Honestly I find it hard to consider the posts of someone who is a content creator for the series with 30k+ subscribers, many videos with hundreds of thousands of views (one with 1M+), many more with tens of thousands, sponsored videos ("Get Opera GX gaming browser" is first line in the last video description) and a Patreon as being neutral and based on the reality of the situation.
I don't know how lucrative these videos are or how many people donate (nor do I really care for the specific numbers) but if there is a financial gain to be had from the series gaining popularity, bringing in more viewers/subscribers/Patreons then I can't imagine many people in that situation would make content or post opinions that could contribute to jeopardising that by turning people away by reflecting the dire state the product/series (well, not really a series now) is in. If eFootball dies on it's arse, so do any channels or websites creating content for (and making money from) modern PES, such as the YouTube channels/PES Universe etc.
Their only real options are;
(a) Cling onto eFootball, clutching at straws and desperately hoping it's not as dreadful as it seems, and try to convince people not to give up on it.
(b) Stay focussed on PES 2021 or branch out to retro-PES (probably not a big user base for this going forward)
(c) Switch to covering FIFA, which doesn't really fit the brand that was created and FIFA content creation is already a saturated space.
(d) Fully embrace the worst of mobile/lootbox toxicity.
To me (a) with a bit of (d) seem the most sensible choices for anyone with ambitions to keep their channel alive potentially as a career, however slim the chances may be with the fragile state the product seems to be in.
Imagine if this wasn't such a monumental fuck up by Konami, and they had genuinely created a brilliant next-gen football simulation and it brought in millions of new players - the leading content creators would have been quids in. This could have been their meal ticket for years to come with potential for collaborations/employment with Konami etc. I'm disappointed we won't be getting a decent football game but it must be even more crushing for people in the position where there were career opportunities.
I agree with much of what you put here, but I would add also: these sorts of factors/conditions, that may compromise someone in this position, may influence them in a number of ways. The below is not something I'm targeting at any YouTuber or Twitch streamer in particular, just someone in that position.
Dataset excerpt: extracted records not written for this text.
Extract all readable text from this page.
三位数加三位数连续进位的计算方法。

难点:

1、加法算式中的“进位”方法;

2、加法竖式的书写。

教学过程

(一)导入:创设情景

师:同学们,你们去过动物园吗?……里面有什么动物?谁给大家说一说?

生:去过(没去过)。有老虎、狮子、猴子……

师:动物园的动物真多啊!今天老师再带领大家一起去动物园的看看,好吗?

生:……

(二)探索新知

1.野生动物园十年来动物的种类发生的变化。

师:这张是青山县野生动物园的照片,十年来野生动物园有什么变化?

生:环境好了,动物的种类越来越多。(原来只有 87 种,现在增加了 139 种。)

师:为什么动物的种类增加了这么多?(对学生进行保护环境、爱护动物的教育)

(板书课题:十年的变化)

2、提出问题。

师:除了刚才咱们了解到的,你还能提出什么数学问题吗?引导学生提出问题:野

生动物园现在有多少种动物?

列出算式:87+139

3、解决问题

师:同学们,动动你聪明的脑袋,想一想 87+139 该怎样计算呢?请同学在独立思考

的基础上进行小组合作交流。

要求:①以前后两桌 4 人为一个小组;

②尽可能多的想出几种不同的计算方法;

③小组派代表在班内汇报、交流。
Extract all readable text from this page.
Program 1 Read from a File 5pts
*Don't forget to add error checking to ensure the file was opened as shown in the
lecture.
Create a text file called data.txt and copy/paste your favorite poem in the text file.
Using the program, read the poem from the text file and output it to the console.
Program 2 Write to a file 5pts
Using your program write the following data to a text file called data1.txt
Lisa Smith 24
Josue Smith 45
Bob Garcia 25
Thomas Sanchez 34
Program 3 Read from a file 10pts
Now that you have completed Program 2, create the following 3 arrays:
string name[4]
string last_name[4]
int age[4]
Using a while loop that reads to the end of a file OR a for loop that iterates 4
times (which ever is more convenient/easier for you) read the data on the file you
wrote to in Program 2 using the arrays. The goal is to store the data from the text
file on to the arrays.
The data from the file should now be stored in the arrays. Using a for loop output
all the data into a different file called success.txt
So it doesn't have to be as considered and cut-throat as perhaps it seems in your post – a different way those factors could weigh on someone in that situation is this: they are invested personally and financially (to some degree, though maybe not a fulltime gig) in the PES game series, and the future of PES/eFootball, to such a degree that their online sense of self is quite bolstered and determined by their place in the PES "content creator" ecosystem. I think we see this all the time across all sorts of online arenas – blue tick Twitter users, football club fan accounts (case in point: how United content creators don't address plausible Ronaldo allegations or the Giggs situation), and so on.
I think if you have sort of formed your online identity over time by having that sort of recognition in that space, it will change the stakes of the thing you do (in this case, play/analyse/create PES content) being threatened in some way. Just being in that position can make it hard for a person to even
see the negatives as they plainly are, or to see silver linings where maybe they aren't. I mean to say, all that can be quite unconscious, given with the status and recognition one has acquired in relation to the game in question.
I know that that probably comes across as really patronising; if I were a "content creator" and read that I would probably prefer to read accusations of being an out-and-out shill. But I just think it's a very human thing and difficult to escape. Of course, those being positive could end up being right – but I don't think for the right reasons. The writing is on the wall with eFootball at the moment, and it has been for some time. We should take that at face value.
I notice something very similar among those for whom modern PES games are an important part of their social world. Playing in the league I mentioned before, some of us have formed friendships from playing together, and we need PES to be decent and compatible for us to continue this particular thing that some of us do literally every day of our lives. Some league members have been
extremely hostile to criticism, and have been blindly writing off evidence that things aren't right when they are staring them in the face. And it's the same sort of thing: a social identity so bound up with the game that it actually hurts to think of it as "over", or as so much worse than it's been before.
I think it can be hard to keep a clear head if you haven't already dissociated yourself in some way from the franchise and the company behind it.